A Biodiversidade mundial passa pela Sexta Extinção em Massa, agora de origem antrópica, melhor dizendo, econômico-crematística. A Biosfera sofre o rompimento de seus ciclos, de forma alarmante, derivada da economia neoclássica que reina esquecendo-se de contabilizar os custos ambientais do esgotamento dos recursos naturais e da poluição. A crise ecossistêmica resulta de se ultrapassar a capacidade de suporte dos sistemas naturais da Terra. Sonega-se o custo da não reciclagem, do aumento da água poluída, da derrubada da floresta ou dos campos biodiversos, como no caso do Pampa, convertidos em sistemas simplificados e disfuncionais, onde impera a acumulação de terras e de grãos em grande escala.
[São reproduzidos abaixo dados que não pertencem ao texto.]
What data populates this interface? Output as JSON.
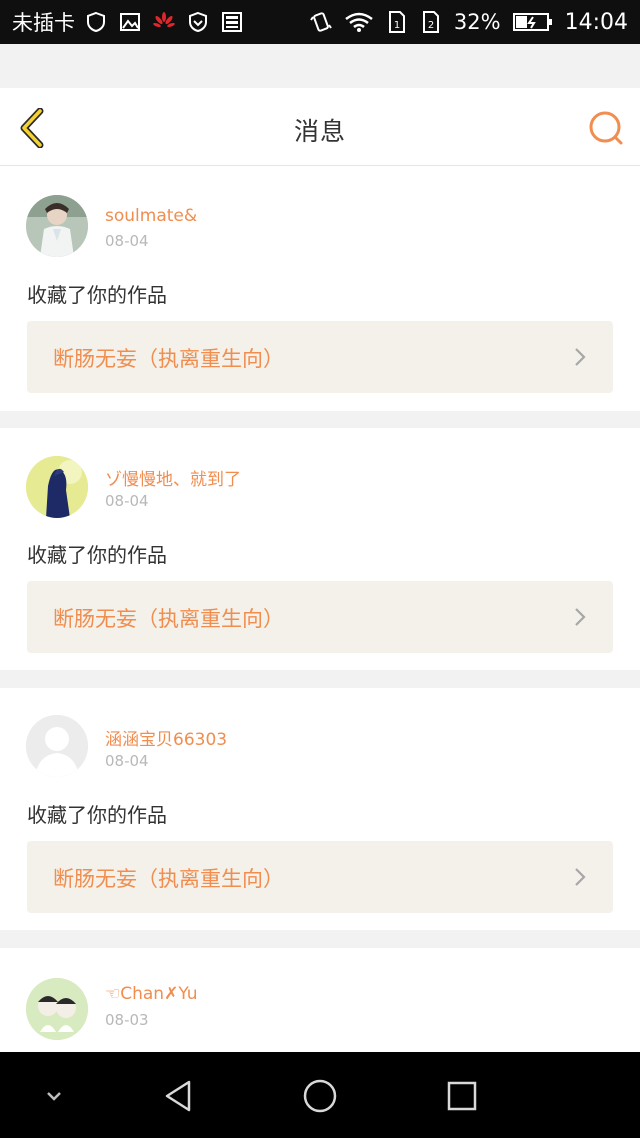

Os países periféricos, como o Brasil, vivem da exportação de matérias primas (commodities), como o minério de ferro, o petróleo, os grãos. Temos uma agricultura altamente dependente de insumos e biocidas e outros produtos derivados do petróleo - este com seus dias contados – sofrendo múltiplos efeitos colaterais desconsiderados, como a perda de água, perda de biodiversidade e de solos, emissão elevada de GEE, intoxicação por agrotóxicos. Uma agricultura de “precisão”, pois precisa de insumos e de subsídios do governo.
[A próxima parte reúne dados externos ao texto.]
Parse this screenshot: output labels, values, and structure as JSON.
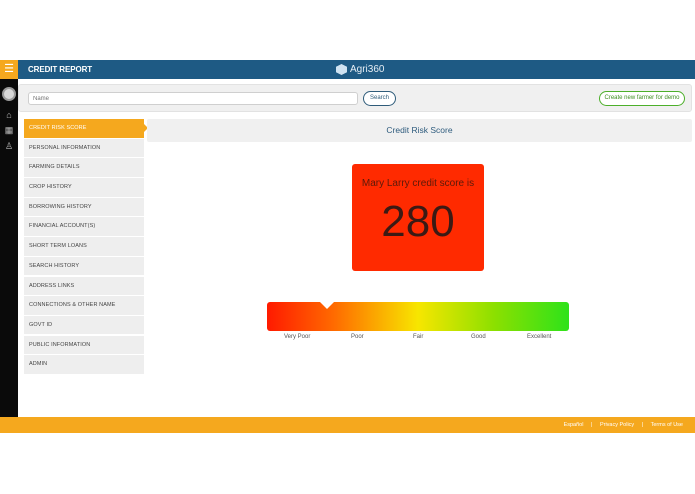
{
  "header": {
    "title": "CREDIT REPORT",
    "brand": "Agri360",
    "menu_icon": "hamburger-icon"
  },
  "rail": {
    "icons": [
      "avatar",
      "home-icon",
      "grid-icon",
      "user-icon"
    ]
  },
  "search": {
    "placeholder": "Name",
    "button": "Search",
    "create_button": "Create new farmer for demo"
  },
  "nav": {
    "items": [
      "CREDIT RISK SCORE",
      "PERSONAL INFORMATION",
      "FARMING DETAILS",
      "CROP HISTORY",
      "BORROWING HISTORY",
      "FINANCIAL ACCOUNT(S)",
      "SHORT TERM LOANS",
      "SEARCH HISTORY",
      "ADDRESS LINKS",
      "CONNECTIONS & OTHER NAME",
      "GOVT ID",
      "PUBLIC INFORMATION",
      "ADMIN"
    ],
    "active": "CREDIT RISK SCORE"
  },
  "main": {
    "title": "Credit Risk Score",
    "score_label": "Mary Larry credit score is",
    "score": "280",
    "scale": [
      "Very Poor",
      "Poor",
      "Fair",
      "Good",
      "Excellent"
    ]
  },
  "footer": {
    "links": [
      "Español",
      "Privacy Policy",
      "Terms of Use"
    ]
  },
  "colors": {
    "accent": "#f5a81e",
    "header": "#1e5a84",
    "score_box": "#ff2a00"
  }
}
No Brasil, a agricultura empresarial consome mais de 200 bilhões de reais de programas do governo federal, que poderiam ser usados em diversificação e em atividades produtivas mais sustentáveis. A balança comercial é favorecida pela soja. Mas não se fala da reprimarização da economia brasileira que esteve associada à desindustrialização nacional. Tampouco se fala nas consequências, como secas, chuvas intensas e o preço flutuante internacional das commodities. A história já avisou: o Brasil sofreu imensos desastres econômicos e ambientais associados a quebras de safra ou de mercado de monoculturas de cana e café. São Paulo ficou recentemente sem água. Por quê? A água depende das florestas e de vegetação natural. A resiliência depende da diversidade! 
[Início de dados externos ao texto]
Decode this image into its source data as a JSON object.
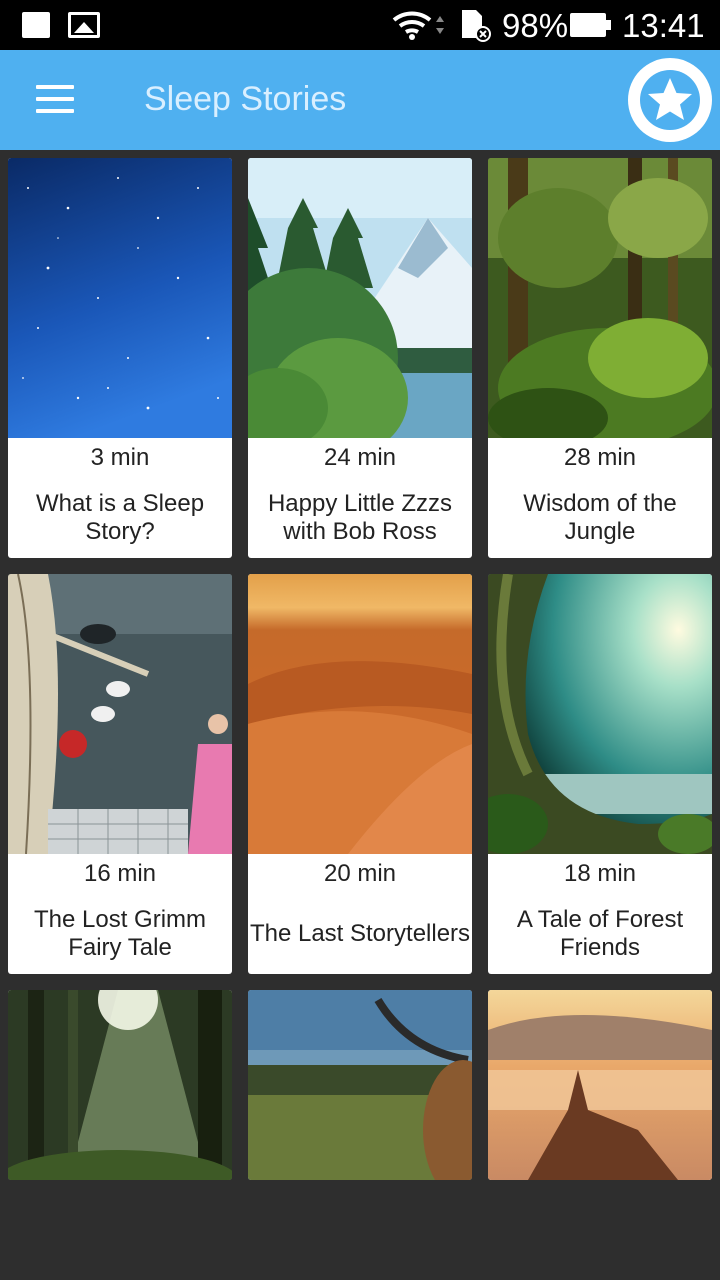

O modelo econômico privilegia a vulnerabilidade, favorecendo o capital financeiro e as grandes corporações. É imposto à sociedade um modelo mundial do século passado, que privilegia 1% da população do planeta que detém 99% da riqueza mundial. Desigualdades sociais também são desequilíbrios ambientais, que compartilham causas comuns.

Neste modelo, retomado pela volta do neoliberalismo, é impossível buscar-se o equilíbrio ecológico. Como diz Michael Lowy, o modelo atual, que sofre da obsessão pelo crescimento econômico ilimitado (para poucos), pode ser comparado como um trem descontrolado em direção ao abismo. E somos seus passageiros, submetidos à retomada da aceleração deste trem, ajustado para favorecer ainda mais a primeira classe! Portanto, a crise sistêmica requer atenção e ações emergenciais!
Necessitamos de desacelerar a economia suicida, como bem diz o economista e filósofo Serge Latouche, investindo em fontes renováveis e mais sustentáveis como as energias solar, eólica, e aquelas derivadas de resíduos biológicos (biogás e outras formas de transformação de bioenergia). Isso requer mais pesquisas e incentivos governamentais.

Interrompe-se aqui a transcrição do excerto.